The aArtists variable is an IEnumerable<string>, which is the result of the query; a collection of objects. The query has three clauses:from, where, and select. The from clause has a range variable, artist, which holds an individual reference for each object of the data source, aArtists. The where clause filters the result, returning only objects (string in this case) who’s first letter is ‘A’. The select clause returns the part of the object you want to return, referred to as a projection. In this example, the projection is the entire object, which is a string. Later lessons dig into each of these clauses and more, but this was just a quick overview to whet your appetite and let you see how easy and natural it is to write LINQ code.

More about Data Sources

LINQ is intended to make it easy to query data sources. One of the more popular uses of LINQ is to query relational databases. However, as you see here, LINQ can query objects. That’s not all, the .NET Framework includes libraries that allow anyone to create a LINQ provider that can query any data source. Out of the box, Microsoft ships LINQ to Objects, LINQ to XML, LINQ to SQL (SQL Server), and LINQ to Entities (Entity Framework). There are also 3rd party LINQ providers that make it easy to query specialized data sources. For example, I wrote a LINQ provider lets you query the Twitter API, LINQ to Twitter.

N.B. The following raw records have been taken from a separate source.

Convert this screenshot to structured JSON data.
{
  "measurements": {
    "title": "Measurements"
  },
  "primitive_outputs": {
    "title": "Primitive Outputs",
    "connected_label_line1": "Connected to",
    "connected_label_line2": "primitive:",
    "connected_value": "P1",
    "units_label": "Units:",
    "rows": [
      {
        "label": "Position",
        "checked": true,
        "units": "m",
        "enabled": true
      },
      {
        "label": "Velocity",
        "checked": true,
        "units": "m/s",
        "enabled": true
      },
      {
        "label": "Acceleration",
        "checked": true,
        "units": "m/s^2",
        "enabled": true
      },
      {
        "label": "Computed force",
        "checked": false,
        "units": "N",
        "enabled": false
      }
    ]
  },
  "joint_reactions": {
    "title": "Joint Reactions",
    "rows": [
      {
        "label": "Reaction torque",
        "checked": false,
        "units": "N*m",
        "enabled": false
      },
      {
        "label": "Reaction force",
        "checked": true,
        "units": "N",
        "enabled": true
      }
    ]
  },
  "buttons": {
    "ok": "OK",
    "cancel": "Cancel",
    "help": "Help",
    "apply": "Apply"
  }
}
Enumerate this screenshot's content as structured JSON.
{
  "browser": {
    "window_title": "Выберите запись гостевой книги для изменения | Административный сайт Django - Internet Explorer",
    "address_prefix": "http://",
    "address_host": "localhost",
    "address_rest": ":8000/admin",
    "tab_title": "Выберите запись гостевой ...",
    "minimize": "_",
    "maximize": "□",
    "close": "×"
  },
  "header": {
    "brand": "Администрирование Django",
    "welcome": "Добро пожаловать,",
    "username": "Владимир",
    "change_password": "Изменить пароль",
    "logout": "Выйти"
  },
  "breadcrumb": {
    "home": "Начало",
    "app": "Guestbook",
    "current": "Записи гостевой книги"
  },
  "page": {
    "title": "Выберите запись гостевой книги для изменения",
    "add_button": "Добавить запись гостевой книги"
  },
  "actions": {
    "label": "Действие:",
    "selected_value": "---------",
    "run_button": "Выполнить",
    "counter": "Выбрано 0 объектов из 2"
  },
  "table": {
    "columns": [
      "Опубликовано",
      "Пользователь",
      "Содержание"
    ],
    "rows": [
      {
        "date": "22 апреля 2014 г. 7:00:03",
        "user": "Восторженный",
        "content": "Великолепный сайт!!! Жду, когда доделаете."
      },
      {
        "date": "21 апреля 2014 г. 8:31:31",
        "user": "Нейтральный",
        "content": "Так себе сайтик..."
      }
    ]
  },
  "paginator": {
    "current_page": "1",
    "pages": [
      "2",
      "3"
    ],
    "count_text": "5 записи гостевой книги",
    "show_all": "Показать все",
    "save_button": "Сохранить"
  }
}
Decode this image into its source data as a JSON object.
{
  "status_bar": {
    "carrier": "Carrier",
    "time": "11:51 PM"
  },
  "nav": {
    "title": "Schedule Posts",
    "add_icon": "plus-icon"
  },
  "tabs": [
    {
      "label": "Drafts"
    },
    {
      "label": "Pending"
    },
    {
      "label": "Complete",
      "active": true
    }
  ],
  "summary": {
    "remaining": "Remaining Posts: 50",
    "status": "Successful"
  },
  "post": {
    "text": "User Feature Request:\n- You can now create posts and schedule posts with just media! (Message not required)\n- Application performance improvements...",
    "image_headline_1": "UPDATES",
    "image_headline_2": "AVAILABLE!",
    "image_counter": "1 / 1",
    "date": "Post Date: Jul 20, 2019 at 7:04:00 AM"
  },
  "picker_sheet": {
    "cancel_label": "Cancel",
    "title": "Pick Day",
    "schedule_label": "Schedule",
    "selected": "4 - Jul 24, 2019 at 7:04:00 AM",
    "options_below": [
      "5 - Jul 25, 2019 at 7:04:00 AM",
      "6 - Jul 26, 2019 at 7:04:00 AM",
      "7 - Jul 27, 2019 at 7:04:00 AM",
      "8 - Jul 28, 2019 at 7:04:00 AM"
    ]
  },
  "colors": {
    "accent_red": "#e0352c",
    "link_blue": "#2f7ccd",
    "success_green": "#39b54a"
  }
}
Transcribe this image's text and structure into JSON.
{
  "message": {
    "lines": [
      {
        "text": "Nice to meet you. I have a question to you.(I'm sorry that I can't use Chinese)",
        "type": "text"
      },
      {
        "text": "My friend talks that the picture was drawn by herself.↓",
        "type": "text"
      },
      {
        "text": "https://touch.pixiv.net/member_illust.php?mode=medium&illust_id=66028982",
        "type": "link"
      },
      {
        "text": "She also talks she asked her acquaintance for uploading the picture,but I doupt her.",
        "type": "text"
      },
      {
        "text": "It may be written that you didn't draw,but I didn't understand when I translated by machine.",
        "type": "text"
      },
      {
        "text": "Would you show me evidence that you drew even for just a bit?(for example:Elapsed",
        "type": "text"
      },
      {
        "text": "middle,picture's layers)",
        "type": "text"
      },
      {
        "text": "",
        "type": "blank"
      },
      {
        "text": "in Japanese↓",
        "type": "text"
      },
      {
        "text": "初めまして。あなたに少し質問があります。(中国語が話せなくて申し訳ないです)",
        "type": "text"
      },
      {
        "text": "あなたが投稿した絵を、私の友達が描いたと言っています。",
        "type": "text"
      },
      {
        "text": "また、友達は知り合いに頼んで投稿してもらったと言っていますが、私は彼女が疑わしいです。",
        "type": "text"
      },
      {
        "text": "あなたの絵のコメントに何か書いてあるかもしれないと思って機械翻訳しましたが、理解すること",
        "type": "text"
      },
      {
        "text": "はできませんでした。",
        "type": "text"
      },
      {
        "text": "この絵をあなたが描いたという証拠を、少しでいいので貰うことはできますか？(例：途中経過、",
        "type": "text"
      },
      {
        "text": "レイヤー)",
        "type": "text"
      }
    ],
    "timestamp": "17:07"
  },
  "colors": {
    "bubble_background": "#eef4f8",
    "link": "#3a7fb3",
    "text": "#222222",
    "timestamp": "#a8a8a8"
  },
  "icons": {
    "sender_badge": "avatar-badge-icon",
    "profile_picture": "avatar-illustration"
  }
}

Much of this tutorial shows you how to use LINQ to Objects, but the same concepts are applicable to other LINQ providers. There are nuances between each provider, but one thing is consistent: the skills you learn for LINQ are generally reusable accross all LINQ providers.

Summary

Now you know what LINQ is, a new feature of programming languages that allow you to query data. You learned how LINQ differs from and improves upon ADO.NET. Additionally, remember that LINQ helps reduce Impedence Mismatch between data storage and the objects you code with every day. Listing 1-1 gave you a quick example of what a LINQ query looks like, with a brief explanation of the new syntax clauses. Finally, you learned about how LINQ can be used for many different types of data sources, in addition to the frequent use of LINQ to Objects in this tutorial.